PILOTO DE CAÇA
17 de Setembro de 2001
Ela teve vontade de perpetuar no epitáfio de seu marido o fel que verteu
da boca da escritora Rebecca West: “Nunca fui a lugar algum onde os
homens não decepcionassem as expectativas de minha infância. Ao longo da
vida, só uma ínfima minoria de homens me surpreendeu por suas
qualidades”.
Ele boicotava emoções, isolado em seu universo interior, eterno indeciso
entre preservar matas e queimar esse inviável mundo. Escondido atrás dos
óculos escuros, a olhar para cima, como a querer descobrir algo que
pudesse vir do espaço sideral, escorregando através dos raios solares
que abrem brechas nas copas das árvores, e que viesse a pousar em suas
mãos.
O silêncio dele ulcerava mente e coração. Agora seria definitivo. Seu
marido morreu sem dar motivo nenhum. De morte natural. Nem bem o defunto
esfriou, ela começou a fuxicar em suas gavetas, porta-luvas, caixa de
ferramentas, mesa de trabalho, varreu todos os arquivos do computador
descompactando inclusive os que estavam na lixeira, algum vestígio que
explicasse seu desaparecimento prematuro. Sim, porque ninguém pode sumir
assim de repente. Não tem esse direito. Será que essas pessoas que
morrem não pensam nas que vão ficar por aqui, ou chorando por ele, ou
queimando a mufa a escarafunchar com que diabos um homem mama
desbragadamente nas tetas para crescer soltando pipa, estudar e se
formar, e com a mãe nos seus calcanhares, ir à luta em busca de uma
mulher compreensiva e que não pegue no seu pé.
Desiste de contratar um detetive e emprega ela mesma para examinar as
consultas médicas custeadas pelo plano de saúde, catar os especialistas
e inquiri-los sobre contágios, coração e degeneração não apontado no
óbito, levantar seu percurso diário, enfim, descobrir qualquer coisa que
o comprometa. Sim, porque quem procura, acha, já nascemos com rabo
preso, e as dívidas que posteriormente aparecerão apenas materializam o
nosso débito carmático.
Ela acabou descobrindo que ele não deu conta, jamais daria, não se trata
pura e simplesmente de hetero não ser a sua, de não ter aquilo roxo, de
gostar de outro igual a ele - é o que todos sentenciam. Não, era muito
mais complicado. Ele se irritava com sua fogosidade, confundida com
vulgar, com sua cara de poucos amigos, entendida como desafio a seu
jeito de ser, apelando para o mutismo, quando ela com seus
questionamentos pretendia trazê-lo à luz da razão. Dinheiro, por ele era
poupado, por ela seria gasto nua montada num cavalo em praia deserta.
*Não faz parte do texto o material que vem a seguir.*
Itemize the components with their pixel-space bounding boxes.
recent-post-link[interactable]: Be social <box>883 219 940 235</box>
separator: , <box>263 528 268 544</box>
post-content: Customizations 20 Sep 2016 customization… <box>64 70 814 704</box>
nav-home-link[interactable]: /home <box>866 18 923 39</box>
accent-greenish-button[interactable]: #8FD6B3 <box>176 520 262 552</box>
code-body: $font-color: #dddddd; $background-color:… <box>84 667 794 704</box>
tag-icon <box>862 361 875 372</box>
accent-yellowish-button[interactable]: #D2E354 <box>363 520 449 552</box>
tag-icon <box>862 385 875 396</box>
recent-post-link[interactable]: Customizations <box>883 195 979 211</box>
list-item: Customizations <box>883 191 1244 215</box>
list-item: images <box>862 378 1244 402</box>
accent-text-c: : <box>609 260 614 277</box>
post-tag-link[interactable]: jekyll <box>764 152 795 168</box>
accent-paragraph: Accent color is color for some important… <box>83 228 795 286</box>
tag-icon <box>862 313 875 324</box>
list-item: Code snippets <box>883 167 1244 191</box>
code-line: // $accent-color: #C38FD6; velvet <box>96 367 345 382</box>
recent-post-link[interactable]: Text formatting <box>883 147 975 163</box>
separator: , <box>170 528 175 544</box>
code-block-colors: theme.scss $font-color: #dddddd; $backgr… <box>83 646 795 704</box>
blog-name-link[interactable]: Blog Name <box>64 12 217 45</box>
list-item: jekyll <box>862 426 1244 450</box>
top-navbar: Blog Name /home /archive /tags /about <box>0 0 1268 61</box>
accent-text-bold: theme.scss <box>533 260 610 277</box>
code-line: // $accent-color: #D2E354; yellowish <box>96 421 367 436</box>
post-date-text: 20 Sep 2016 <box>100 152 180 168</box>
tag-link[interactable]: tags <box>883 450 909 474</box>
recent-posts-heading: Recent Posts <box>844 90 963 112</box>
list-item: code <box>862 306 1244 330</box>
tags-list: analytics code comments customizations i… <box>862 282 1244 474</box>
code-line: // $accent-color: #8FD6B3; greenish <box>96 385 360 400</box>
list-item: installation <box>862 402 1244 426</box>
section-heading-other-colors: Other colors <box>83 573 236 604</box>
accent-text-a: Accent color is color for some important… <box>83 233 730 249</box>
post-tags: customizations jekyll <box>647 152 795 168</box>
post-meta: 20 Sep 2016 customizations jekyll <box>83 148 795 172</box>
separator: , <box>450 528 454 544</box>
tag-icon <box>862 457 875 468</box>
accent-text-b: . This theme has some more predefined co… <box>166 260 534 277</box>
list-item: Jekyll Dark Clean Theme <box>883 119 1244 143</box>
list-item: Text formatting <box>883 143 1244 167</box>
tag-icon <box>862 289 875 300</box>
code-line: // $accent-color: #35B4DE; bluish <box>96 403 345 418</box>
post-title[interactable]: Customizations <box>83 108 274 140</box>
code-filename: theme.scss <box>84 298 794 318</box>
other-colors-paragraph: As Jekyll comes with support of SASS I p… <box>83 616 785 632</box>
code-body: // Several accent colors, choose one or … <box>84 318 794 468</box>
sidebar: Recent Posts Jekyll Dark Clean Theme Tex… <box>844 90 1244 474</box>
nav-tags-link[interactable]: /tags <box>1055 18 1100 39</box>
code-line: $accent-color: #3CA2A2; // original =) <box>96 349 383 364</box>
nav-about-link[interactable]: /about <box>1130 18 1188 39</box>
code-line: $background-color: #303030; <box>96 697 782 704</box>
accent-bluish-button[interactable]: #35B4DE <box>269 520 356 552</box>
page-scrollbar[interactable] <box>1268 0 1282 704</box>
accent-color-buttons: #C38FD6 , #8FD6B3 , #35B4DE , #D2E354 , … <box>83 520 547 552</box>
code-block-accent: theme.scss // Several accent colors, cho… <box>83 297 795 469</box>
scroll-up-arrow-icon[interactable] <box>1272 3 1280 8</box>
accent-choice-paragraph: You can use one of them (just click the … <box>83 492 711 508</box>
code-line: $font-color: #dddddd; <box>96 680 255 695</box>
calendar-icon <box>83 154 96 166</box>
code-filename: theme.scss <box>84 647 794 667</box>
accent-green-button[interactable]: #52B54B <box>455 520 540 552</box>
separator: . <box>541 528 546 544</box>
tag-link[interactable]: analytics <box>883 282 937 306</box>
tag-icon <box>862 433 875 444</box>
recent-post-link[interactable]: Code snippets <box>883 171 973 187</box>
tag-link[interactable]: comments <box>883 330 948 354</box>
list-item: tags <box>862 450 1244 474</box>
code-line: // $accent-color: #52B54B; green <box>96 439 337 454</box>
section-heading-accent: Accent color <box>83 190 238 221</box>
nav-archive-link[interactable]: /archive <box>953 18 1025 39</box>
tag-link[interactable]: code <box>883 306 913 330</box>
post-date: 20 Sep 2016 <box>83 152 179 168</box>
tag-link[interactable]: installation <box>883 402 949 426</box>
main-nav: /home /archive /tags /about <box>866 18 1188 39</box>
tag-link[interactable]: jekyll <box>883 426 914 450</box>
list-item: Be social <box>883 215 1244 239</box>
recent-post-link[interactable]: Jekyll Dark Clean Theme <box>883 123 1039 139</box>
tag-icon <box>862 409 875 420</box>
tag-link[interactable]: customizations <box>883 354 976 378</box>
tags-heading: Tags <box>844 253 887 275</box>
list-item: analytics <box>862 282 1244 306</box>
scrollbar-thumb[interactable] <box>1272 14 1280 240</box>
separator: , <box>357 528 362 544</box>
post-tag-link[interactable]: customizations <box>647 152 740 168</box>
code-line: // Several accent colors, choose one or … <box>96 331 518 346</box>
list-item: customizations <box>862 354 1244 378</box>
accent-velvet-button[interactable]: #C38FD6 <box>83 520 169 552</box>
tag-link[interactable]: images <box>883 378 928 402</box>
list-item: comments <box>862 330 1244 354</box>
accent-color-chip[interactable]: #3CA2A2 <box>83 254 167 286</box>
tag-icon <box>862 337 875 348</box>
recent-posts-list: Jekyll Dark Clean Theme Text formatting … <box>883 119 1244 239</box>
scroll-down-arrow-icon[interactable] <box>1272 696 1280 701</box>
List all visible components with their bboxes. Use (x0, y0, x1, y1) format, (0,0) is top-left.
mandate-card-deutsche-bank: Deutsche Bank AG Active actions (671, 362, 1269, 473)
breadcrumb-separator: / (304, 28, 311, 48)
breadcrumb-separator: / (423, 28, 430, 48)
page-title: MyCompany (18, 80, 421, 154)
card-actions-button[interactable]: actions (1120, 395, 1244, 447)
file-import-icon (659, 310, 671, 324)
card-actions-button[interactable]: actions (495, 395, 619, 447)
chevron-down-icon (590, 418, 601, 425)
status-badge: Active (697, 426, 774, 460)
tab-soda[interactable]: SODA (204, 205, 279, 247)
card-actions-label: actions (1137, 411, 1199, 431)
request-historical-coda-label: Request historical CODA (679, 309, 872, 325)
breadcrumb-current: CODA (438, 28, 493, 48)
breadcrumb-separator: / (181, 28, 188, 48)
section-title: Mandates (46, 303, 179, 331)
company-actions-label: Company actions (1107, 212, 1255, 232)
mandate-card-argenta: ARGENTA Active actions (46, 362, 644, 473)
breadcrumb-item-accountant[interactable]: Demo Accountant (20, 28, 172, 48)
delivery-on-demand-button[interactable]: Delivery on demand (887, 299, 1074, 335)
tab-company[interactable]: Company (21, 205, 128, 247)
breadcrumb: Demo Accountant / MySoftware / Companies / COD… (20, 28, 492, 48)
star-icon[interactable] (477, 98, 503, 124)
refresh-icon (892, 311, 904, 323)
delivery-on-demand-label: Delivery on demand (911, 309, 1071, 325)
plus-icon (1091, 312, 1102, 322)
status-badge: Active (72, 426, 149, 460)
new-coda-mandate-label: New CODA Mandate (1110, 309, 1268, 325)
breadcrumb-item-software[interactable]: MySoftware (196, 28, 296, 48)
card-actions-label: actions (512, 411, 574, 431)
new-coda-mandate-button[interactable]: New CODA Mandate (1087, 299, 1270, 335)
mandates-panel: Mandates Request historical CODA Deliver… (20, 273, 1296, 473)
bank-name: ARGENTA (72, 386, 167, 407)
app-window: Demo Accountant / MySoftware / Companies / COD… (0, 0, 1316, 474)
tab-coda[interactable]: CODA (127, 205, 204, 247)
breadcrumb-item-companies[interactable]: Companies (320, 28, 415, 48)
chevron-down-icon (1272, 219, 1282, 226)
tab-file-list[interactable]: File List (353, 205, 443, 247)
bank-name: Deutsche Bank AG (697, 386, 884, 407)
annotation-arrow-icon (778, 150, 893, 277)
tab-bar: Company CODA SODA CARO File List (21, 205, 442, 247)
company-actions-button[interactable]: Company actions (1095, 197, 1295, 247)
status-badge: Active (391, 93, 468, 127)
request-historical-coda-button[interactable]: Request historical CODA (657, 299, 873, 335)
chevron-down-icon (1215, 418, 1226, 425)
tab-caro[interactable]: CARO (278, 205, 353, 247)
Amazona belicosa, conversava butucando com os olhos esbugalhados,
enquanto ele se enterrava na poltrona pedindo licença para poder viver e
respirar aliviado dessa gente que sufoca a gente com baboseiras a
serviço de apenas reafirmar seu valor chinfrim, nada acrescentando de
útil para romper o primário e limitado que emolduram o cercado desse
chiqueiro imundo que povoamos, assim ele se martirizava.
Dividir um teto com tal ser seria insuportável, ambos assim pensaram e
partiram em busca de seus destinos. Ela, livre daquele estrupício, e ele
enrustido num grande mistério.
Ela acabou descobrindo que não era só ele que não dava conta. Ele e toda
a torcida do Flamengo, ampliando o conceito de homem. Foi ao brigadeiro
de plantão e pediu para abrir um precedente, contando-lhe sua história.
Queria ser piloto de caça. Mas, para combater quem, cara-pálida? A
Argentina?
Por supuesto que não, seus dentes apodreceram graças ao
receituário do FMI. Encontrem um inimigo, por favor, procurem-no atrás
da cortina, ele não tem rosto nem expressão.
Por incrível que pareça, ela se tornou um piloto de caça, coadjuvada
pela neta do brigadeiro, querendo furar esse céu azul que nos protegia,
cuja atmosfera respeitávamos até os rolos de fumaça provocarem o buraco
de ozônio, por onde calafetaram rachas e fendas que deixavam passar o
prazer, criando raízes-serpentes que nos estrangularam e amarraram
feitos a um louco, reprimindo nossa vontade pura e cristalina.